L'unique changement à l'issue du décompte manuel concerne l'Alliance de la Conquête, regroupement d'anciens combattants anti-jihadistes proches de l'Iran, qui a gagné un siège au détriment d'une liste locale à Bagdad. Elle maintient sa seconde position avec 48 sièges au lieu de 47, a précisé dans un communiqué la Commission composée de neuf juges.

La liste du Premier ministre Haider al-Abadi reste en troisième position avec 42 sièges, suivie de celle du laïc Iyad Allawi, qui compte de nombreuses figures sunnites (21 sièges) et celle de la liste de Hikma du dignitaire chiite Ammar al-Hakim (19 sièges).

Vers une coalition

En raison du système électoral à la proportionnelle, aucune liste ne peut à elle seule obtenir la majorité absolue. Des alliances doivent donc se nouer pour obtenir la majorité des 329 sièges du nouveau Parlement.

La Cour suprême doit désormais proclamer les résultats définitifs puis le président de la République sortant a quinze jours pour convoquer le nouveau Parlement, qui doit élire un nouveau chef de l'Etat qui choisira un Premier ministre au sein de la coalition majoritaire.
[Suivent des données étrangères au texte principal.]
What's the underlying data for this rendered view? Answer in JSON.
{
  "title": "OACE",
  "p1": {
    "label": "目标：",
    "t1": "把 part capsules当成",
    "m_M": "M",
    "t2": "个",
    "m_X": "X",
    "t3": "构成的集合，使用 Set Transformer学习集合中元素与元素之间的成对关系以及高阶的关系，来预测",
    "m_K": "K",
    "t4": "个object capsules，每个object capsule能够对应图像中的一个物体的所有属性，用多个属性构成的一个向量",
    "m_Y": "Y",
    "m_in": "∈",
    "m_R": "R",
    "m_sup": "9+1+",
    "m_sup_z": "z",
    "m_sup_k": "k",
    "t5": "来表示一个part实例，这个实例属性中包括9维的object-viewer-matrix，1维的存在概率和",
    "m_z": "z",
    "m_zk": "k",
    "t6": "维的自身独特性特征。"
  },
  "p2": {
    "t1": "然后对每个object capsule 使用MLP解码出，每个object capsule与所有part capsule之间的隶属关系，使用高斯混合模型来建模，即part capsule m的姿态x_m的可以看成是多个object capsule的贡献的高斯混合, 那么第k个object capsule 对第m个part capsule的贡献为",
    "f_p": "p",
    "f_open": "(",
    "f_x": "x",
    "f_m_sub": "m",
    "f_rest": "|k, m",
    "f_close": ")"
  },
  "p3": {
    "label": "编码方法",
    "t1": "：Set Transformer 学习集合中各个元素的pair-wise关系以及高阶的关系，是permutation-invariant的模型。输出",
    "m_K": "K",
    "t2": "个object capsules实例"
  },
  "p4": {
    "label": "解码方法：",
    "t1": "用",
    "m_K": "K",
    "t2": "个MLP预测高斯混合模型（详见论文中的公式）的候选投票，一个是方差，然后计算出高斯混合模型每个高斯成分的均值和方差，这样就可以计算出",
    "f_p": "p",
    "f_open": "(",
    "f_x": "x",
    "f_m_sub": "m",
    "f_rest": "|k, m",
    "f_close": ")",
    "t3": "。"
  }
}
Pour la première fois depuis l'instauration du multipartisme en 2005, après la chute du dictateur Saddam Hussein, et la conquête du pouvoir par les chiites, majoritaires en Irak, les partis de cette communauté se sont présentés en ordre dispersé aux législatives du 12 mai.

L'Iran à la manoeuvre

Moqtada Sadr, qui avait multiplié les signes d'indépendance face à l'Iran, allant même jusqu'à effectuer une visite en Arabie saoudite, grand rival de Téhéran, a emporté les élections à la tête d'une alliance inédite avec les communistes.

L'influent général Ghassem Soleimani, émissaire iranien régulièrement impliqué dans les affaires irakiennes, a tout d'abord tenté de constituer une coalition sans Sadr. Mais, ayant réalisé qu'il était difficile à écarter, Téhéran cherche désormais à l'inclure dans un vaste alliance chiite pour le neutraliser.